A revised version was produced at the Marines Memorial Theatre, San Francisco and then moved to the Mark Taper Forum, Los Angeles, California in November 1990. Directed by John Tillinger, the cast featured Richard Thomas as Stephen, Nathan Lane as Mendy, Dan Butler as Mike and Sean O'Bryan as Paul. Nathan Lane explained that McNally "had softened the ending of 'The Lisbon Traviata' during its off-Broadway run. Mike Nichols and others had told him the original brutal ending was too much to handle, so he changed it. When we came to San Francisco, he returned to the original ending. That's the one you see here."

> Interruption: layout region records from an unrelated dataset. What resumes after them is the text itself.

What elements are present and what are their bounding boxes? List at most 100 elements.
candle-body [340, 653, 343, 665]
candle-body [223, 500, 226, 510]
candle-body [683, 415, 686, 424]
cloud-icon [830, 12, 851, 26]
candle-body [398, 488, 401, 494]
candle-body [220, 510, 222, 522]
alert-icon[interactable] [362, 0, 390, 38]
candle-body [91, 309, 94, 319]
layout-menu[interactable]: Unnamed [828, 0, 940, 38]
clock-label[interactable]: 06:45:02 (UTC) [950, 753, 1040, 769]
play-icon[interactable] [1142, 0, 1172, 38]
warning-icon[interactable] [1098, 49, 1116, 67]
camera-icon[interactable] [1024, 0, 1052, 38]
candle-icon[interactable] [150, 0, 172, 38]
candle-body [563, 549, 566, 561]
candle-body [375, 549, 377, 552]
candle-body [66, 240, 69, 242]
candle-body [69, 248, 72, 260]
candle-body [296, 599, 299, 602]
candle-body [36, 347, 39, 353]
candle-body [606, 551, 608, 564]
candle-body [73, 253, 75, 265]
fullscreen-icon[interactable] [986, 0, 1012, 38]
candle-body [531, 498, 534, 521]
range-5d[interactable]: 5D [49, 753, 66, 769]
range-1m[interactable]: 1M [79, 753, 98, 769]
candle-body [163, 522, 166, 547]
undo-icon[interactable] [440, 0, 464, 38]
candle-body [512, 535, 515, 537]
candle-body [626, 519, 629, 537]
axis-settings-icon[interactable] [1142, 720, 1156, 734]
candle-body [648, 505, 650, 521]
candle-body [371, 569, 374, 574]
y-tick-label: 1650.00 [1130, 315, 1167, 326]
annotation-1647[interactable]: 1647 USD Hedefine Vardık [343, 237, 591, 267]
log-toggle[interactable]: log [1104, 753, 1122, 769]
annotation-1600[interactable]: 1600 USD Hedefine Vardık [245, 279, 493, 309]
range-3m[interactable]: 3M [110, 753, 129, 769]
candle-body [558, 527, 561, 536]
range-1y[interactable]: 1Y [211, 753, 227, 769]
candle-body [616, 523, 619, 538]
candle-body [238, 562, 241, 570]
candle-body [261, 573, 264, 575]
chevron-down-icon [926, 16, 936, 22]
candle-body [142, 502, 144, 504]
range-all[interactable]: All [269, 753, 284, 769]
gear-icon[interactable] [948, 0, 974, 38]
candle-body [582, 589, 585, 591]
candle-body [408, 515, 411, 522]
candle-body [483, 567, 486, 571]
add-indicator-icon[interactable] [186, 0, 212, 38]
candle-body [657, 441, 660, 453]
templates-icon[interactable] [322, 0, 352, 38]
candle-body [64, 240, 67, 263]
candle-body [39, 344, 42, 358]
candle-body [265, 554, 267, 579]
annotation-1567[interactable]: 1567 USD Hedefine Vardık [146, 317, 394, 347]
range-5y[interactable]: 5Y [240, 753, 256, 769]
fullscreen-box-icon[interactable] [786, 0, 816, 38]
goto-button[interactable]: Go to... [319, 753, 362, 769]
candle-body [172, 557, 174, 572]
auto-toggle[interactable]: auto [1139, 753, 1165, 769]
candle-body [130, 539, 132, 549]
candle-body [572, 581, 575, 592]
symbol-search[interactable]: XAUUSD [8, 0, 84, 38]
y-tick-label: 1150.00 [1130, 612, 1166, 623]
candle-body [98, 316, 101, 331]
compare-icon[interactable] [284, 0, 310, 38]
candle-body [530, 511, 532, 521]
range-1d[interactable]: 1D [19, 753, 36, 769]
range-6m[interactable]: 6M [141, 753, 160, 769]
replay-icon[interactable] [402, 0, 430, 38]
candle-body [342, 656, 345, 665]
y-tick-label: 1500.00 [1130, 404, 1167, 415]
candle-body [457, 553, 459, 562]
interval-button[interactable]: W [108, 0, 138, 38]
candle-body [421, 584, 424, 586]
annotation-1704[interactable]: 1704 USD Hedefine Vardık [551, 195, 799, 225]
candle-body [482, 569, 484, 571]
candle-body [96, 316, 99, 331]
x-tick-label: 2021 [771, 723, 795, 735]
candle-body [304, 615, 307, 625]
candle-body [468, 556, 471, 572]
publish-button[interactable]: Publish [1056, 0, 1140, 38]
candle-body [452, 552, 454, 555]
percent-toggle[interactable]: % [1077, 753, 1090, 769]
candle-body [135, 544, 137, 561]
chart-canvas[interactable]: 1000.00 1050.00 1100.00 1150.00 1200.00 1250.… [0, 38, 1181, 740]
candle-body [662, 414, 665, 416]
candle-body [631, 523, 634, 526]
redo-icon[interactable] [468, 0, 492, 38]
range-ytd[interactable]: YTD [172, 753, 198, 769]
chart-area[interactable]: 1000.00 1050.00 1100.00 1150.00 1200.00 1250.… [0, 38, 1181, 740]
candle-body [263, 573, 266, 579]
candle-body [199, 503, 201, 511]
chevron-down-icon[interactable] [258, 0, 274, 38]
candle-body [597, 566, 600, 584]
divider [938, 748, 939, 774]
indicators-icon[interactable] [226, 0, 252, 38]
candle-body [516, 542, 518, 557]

A 2003 British production, directed by Stephen Henry and starring Marcus D'Amico (Stephen), David Bamber (Mendy), Tristan Gemmill (Michael) and Matthew Thrift (Paul) played at The King's Head Theatre in London, and won the 2004 Best Overall Fringe Production Award from Whatsonstage.

==Critical reception==
Toby Silverman Zinman wrote that The Lisbon Traviata was important in McNally's progress to becoming a "mature and contemplative theatrical voice", noting that the characters were more "fully developed" with complicated relationships.

Philip Fisher, in his review of the 2003 London production for British Theatre Guide, stated that the play was "extremely funny but also heart rending".

Peter Marks reviewed a 2010 production at the Kennedy Center for The Washington Post, calling the play "one of McNally's more daring plays and one of his best". Marks noted that "few writers are funnier."

Wayne Koestenbaum writes about The Lisbon Traviata in his book The Queen's Throat: Opera, Homosexuality, and the Mystery of Desire (1993), as does David Román in Acts of Intervention: Performance, Gay Culture, and AIDS (1998). Theatre scholar Jordan Schildcrout examines the critical response to different versions of the play and comments on the significance of "operatic violence" in his book Murder Most Queer: The Homicidal Homosexual in the American Theater (2014).